Histone Modifier Genes Alter Conotruncal Heart Phenotypes in 22q11.2 Deletion Syndrome.

Am J Hum Genet 2015 Dec 19;97(6):869-77. Epub 2015 Nov 19.

Department of Genetics, Albert Einstein College of Medicine, Yeshiva University, Bronx, NY 10461, USA. Electronic address:

We performed whole exome sequence (WES) to identify genetic modifiers on 184 individuals with 22q11.2 deletion syndrome (22q11DS), of whom 89 case subjects had severe congenital heart disease (CHD) and 95 control subjects had normal hearts.
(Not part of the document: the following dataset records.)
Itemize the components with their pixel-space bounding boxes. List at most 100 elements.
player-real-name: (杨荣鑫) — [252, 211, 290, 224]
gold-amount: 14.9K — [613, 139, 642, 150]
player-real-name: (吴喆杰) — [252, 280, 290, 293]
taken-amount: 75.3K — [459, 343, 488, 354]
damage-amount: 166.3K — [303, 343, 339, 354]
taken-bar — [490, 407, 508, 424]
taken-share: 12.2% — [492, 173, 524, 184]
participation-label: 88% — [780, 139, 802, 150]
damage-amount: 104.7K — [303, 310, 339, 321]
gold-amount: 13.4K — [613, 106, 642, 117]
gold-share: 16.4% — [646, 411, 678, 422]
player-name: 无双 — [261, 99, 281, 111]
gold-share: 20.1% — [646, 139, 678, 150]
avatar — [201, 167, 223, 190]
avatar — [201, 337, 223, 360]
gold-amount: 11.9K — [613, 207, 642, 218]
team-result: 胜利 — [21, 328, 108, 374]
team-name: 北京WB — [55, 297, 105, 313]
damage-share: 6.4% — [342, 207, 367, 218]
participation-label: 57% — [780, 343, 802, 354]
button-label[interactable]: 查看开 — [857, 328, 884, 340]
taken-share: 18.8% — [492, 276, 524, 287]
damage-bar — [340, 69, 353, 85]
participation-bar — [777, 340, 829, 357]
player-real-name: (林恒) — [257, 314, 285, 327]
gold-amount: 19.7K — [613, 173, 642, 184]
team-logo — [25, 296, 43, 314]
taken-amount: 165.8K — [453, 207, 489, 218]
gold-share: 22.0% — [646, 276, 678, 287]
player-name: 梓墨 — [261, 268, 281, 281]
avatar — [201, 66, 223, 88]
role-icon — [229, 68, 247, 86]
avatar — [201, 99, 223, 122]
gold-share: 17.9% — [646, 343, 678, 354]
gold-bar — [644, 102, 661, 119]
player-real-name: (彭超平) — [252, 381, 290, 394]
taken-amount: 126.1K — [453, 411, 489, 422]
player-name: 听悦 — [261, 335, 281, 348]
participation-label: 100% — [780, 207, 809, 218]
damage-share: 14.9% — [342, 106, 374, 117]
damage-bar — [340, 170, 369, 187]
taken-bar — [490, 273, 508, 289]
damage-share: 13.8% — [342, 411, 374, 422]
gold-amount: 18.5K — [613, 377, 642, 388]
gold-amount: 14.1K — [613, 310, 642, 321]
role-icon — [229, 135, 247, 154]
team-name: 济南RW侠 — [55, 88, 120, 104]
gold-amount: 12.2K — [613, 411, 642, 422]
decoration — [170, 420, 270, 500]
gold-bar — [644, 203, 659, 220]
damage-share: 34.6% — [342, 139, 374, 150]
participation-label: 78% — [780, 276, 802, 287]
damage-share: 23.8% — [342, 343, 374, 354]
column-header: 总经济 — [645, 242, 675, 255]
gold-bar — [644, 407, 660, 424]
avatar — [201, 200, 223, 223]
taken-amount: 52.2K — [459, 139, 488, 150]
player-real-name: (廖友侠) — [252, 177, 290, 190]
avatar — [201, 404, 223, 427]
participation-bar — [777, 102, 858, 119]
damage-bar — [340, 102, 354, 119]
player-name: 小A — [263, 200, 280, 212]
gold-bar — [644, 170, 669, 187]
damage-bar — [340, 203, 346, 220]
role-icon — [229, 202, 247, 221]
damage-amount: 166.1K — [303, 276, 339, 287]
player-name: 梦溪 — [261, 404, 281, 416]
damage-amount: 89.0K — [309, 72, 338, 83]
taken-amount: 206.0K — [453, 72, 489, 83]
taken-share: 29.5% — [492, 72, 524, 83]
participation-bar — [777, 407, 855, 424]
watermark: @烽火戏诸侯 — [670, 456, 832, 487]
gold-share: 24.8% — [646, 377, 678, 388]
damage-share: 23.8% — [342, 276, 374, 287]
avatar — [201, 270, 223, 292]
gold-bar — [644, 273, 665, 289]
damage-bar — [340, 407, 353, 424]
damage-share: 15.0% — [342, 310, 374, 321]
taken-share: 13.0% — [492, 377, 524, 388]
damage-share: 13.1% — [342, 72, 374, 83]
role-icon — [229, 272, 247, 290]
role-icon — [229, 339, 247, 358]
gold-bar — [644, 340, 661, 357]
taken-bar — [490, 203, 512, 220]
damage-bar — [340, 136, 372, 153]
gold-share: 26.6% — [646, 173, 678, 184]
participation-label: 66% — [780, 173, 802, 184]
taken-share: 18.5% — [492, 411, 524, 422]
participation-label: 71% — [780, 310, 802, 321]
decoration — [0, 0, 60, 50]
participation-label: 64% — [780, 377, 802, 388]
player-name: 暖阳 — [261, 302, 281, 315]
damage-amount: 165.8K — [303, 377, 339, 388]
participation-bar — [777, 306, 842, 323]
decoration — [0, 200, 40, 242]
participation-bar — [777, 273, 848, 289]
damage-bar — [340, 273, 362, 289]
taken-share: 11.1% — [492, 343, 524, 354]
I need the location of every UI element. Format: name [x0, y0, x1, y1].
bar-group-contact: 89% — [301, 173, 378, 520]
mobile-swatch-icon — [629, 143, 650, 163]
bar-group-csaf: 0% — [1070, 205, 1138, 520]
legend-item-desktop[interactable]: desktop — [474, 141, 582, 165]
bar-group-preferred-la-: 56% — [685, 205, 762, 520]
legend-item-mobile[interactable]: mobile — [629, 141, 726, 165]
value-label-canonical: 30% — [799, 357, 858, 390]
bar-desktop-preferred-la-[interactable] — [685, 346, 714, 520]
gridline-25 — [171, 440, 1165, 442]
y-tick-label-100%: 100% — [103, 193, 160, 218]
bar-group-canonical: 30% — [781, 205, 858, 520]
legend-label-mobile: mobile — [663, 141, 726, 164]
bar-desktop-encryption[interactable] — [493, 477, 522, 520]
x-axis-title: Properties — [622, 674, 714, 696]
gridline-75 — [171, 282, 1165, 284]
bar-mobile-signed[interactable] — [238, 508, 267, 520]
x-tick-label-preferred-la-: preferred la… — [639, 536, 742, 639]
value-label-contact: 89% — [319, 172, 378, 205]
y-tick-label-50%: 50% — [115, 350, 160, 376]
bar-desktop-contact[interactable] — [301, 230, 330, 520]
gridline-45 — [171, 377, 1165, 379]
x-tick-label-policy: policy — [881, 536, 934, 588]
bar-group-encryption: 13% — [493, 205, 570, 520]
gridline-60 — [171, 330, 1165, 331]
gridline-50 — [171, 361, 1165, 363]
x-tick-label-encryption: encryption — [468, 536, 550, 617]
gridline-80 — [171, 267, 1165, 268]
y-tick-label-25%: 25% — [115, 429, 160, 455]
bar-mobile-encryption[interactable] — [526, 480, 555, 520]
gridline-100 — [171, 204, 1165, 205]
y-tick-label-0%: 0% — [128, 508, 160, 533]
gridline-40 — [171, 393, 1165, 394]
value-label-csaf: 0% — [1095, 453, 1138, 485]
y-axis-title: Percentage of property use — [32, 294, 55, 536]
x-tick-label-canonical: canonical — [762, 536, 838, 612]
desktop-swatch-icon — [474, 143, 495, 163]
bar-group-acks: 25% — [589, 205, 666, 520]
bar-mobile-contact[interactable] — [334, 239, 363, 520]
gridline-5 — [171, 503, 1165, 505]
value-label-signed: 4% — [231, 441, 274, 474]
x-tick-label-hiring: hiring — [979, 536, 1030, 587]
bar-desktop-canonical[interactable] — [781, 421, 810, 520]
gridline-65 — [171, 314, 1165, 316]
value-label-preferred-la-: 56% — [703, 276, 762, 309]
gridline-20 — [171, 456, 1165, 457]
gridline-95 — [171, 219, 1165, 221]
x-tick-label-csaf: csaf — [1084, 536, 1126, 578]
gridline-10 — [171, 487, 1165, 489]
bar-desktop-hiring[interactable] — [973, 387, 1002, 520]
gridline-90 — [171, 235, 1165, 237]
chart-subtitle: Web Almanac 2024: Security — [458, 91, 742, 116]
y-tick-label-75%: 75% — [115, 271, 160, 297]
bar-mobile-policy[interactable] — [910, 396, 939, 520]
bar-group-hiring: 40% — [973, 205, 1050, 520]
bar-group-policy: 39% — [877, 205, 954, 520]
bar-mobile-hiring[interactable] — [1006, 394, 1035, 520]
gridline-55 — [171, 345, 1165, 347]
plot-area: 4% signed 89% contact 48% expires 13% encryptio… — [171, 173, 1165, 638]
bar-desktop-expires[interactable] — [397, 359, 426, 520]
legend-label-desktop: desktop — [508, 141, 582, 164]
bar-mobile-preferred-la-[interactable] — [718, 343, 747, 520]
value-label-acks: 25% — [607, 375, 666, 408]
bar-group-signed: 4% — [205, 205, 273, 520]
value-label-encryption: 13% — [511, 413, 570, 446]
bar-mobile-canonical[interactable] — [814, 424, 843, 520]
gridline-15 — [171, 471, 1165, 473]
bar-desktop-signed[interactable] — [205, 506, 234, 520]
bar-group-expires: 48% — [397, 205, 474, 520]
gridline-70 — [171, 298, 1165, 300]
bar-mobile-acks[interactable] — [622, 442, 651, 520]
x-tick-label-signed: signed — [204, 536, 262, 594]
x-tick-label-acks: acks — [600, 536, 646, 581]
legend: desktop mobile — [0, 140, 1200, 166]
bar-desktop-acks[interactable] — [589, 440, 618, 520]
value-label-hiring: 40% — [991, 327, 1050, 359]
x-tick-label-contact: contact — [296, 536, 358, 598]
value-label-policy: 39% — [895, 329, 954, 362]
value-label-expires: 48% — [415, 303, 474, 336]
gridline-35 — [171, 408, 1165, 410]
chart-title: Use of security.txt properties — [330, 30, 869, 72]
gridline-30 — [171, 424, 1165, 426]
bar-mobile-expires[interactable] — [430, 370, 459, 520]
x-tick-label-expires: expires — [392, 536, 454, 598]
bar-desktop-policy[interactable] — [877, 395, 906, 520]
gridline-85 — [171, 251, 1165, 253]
Three genes including JMJD1C (jumonji domain containing 1C), RREB1 (Ras responsive element binding protein 1), and SEC24C (SEC24 family member C) had rare (MAF < 0.001) predicted deleterious single-nucleotide variations (rdSNVs) in seven case subjects and no control subjects (p = 0.005; Fisher exact and permutation tests). Because JMJD1C and RREB1 are involved in chromatin modification, we investigated other histone modification genes. Eighteen case subjects (20%) had rdSNVs in four genes (JMJD1C, RREB1, MINA, KDM7A) all involved in demethylation of histones (H3K9, H3K27). Overall, rdSNVs were enriched in histone modifier genes that activate transcription (Fisher exact p = 0.0004, permutations, p = 0.0003, OR = 5.16); however, rdSNVs in control subjects were not enriched. This implicates histone modification genes as influencing risk for CHD in presence of the deletion.